PALANGKA RAYA – Gubernur Kalimantan Tengah (Kalteng) H. Agustiar Sabran, bersama Jaksa Agung Muda Intelijen (JAM-Intel) Kejaksaan Agung Reda Manthovani, menghadiri kegiatan pelepasan benih ikan sekaligus susur Sungai Kahayan di Dermaga Flamboyan Bawah, Palangka Raya, Jumat 26 September 2025.
Turut hadir dalam kegiatan tersebut Kepala Kejati Kalteng Agus Sahat ST Lumbun Gaol, Wali Kota Palangka Raya Fairid Naparin, Ketua DPRD Kota Palangka Raya Subandi, serta Kepala Kejari Palangka Raya Andi Muri Machfud.
Ribuan benih ikan dilepaskan langsung secara simbolis ke Sungai Kahayan sebagai bagian dari program restocking dan pembudidayaan ikan di Kota Palangka Raya. Kegiatan berlangsung dalam suasana akrab meski di bawah terik matahari bersama dengan Gubernur, JAM – Intel, Walikota, dan Ketua DPRD Kota.

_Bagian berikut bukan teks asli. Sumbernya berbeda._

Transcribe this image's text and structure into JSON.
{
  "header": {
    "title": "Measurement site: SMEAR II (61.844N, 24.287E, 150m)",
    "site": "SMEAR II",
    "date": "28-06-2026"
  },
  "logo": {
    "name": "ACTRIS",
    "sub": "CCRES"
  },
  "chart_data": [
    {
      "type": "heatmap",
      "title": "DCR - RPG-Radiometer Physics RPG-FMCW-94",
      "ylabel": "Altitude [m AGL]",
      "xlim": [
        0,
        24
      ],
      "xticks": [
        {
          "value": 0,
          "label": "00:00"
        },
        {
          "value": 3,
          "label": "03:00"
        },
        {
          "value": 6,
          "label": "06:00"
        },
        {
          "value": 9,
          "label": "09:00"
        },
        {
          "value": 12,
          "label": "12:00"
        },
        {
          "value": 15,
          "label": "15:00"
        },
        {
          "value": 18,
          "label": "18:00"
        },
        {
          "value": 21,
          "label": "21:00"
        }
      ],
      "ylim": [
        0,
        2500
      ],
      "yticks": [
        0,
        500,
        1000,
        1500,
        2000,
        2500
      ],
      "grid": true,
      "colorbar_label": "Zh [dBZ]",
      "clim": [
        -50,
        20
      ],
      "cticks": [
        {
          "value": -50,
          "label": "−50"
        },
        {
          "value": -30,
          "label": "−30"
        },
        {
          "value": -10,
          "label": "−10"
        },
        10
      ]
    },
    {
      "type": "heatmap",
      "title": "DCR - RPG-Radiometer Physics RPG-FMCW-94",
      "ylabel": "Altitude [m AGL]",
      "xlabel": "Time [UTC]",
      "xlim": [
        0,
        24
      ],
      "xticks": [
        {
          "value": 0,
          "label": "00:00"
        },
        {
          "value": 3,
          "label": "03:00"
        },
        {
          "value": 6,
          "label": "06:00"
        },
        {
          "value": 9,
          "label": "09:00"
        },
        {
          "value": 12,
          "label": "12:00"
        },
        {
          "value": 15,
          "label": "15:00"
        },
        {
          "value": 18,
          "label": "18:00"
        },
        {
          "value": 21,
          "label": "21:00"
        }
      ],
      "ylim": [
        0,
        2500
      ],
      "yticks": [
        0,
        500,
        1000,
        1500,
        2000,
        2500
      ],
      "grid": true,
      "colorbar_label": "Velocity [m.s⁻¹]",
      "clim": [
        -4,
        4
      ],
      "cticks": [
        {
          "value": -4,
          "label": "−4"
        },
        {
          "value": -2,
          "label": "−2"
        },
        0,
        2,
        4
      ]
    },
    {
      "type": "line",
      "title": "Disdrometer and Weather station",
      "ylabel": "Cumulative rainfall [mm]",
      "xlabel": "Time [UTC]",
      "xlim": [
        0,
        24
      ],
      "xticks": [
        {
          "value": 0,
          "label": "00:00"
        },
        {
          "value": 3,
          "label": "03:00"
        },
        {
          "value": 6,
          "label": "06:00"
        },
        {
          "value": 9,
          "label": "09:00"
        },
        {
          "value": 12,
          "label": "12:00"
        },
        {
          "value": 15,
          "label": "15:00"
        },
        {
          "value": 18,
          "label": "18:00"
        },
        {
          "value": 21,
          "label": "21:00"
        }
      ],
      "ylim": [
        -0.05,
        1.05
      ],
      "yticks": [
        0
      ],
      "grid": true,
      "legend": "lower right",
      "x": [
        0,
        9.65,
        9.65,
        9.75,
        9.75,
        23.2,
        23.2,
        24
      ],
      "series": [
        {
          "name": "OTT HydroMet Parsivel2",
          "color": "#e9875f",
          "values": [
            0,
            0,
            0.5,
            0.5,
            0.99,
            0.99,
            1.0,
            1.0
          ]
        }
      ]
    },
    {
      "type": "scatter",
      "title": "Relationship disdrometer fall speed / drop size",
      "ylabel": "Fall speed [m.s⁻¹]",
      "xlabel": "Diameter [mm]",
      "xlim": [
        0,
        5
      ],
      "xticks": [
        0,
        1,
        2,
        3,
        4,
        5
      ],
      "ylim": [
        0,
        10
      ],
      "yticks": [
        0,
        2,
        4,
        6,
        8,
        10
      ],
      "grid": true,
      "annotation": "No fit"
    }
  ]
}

Usai pelepasan benih, rombongan melanjutkan agenda dengan menyusuri Sungai Kahayan menggunakan kapal wisata milik Pemerintah Provinsi Kalteng. Kapal tersebut baru saja diluncurkan beberapa bulan lalu sebagai bagian dari pengembangan desa wisata di Palangka Raya.
Di atas kapal wisata, Gubernur Kalteng tampak berbincang hangat dengan JAM-Intel Reda Manthovani sambil menikmati santap makanan. Sejumlah pejabat lainnya juga terlihat asyik bercengkrama dan sesekali bersenda gurau. Tampak deretan rumah masyarakat di tepi Sungai Kahayan, sesekali terlihat perahu kecil melintas mencari ikan sebagai ciri khas kehidupan warga Kalimantan.
Rumah di atas sungai, tambak ikan, hingga Jembatan Kahayan dan Tugu Bundaran Besar yang menjulang menjadi ikon Kota Palangka Raya, menambah keindahan panorama tersebut. Susur sungai ini sekaligus menjadi momentum memperkenalkan keindahan alam serta kearifan lokal Palangka Raya kepada Reda dan rombongan, sebelum mereka kembali ke Jakarta.
Wali Kota Palangka Raya, Fairid Naparin, menegaskan bahwa kegiatan restocking ikan merupakan agenda rutin Dinas Perikanan. “Program ini tidak hanya dilakukan di Sungai Kahayan, tetapi juga di sejumlah danau di Kota Palangka Raya. Sebelumnya kami sudah melakukan restocking di Danau Hanjalutung dan beberapa lokasi lainnya,” jelasnya.
Fairid menambahkan, kegiatan ini diharapkan tidak hanya menjaga keberlanjutan ekosistem perairan, tetapi juga meningkatkan kesejahteraan masyarakat melalui sektor perikanan dan wisata lokal.